Выбрать главу

А. М. Скабичевский

Алексей Писемский. Его жизнь и литературная деятельность

Биографический очерк А. М. Скабичевского.

С портретом Писемского, гравированным в Петербурге К. Адтом.

ГЛАВА I

Происхождение Писемского. – Среда, в которой он провел свое детство и юность. – Детские годы. – Домашнее воспитание. – Костромская гимназия и Московский университет

Алексей Феофилактович Писемский, один из первостепенных русских писателей, принадлежит к плеяде тех беллетристов сороковых годов, которые, ведя свое происхождение от Гоголя, тем не менее пошли по совершенно самостоятельному пути и обогатили русскую литературу рядом могучих произведений, сразу поставивших ее на один уровень со всеми европейскими.

Беллетристы сороковых годов замечательны, кроме того, тем, что, образуя одну школу, они в то же время не только не теряют своей индивидуальности, но, напротив, представляют разнообразные типы, являясь совершенно самостоятельными и оригинальными художественными личностями. То же самое следует сказать и о Писемском.

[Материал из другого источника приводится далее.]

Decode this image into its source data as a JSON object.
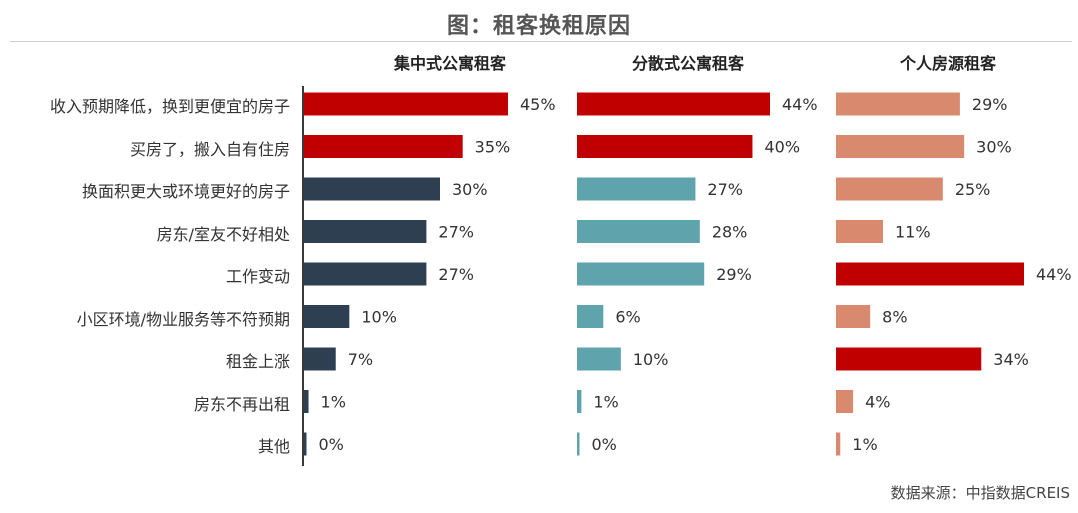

Эта оригинальность каждого из беллетристов сороковых годов, кроме разных других причин и обстоятельств, наиболее определяется средой, из которой вышел тот или другой из них, так как среда всегда налагает резкую и неизгладимую печать как на характеры, так и на ход жизни исторических личностей. Принимая это во внимание, мы, прежде чем начнем излагать факты жизни Писемского, скажем несколько слов о нравах той среды, из которой он вышел, убежденные, что такая характеристика послужит нам путеводной звездой к определению многих черт Писемского как человека и писателя.

Итак, начнем с того, что Писемский по своему происхождению принадлежит к среде захолустного мелкопоместного дворянства, нравы которого в начале нынешнего (XIX – Ред.) столетия резко отличались от нравов всех прочих сословий, не исключая и богатого дворянства.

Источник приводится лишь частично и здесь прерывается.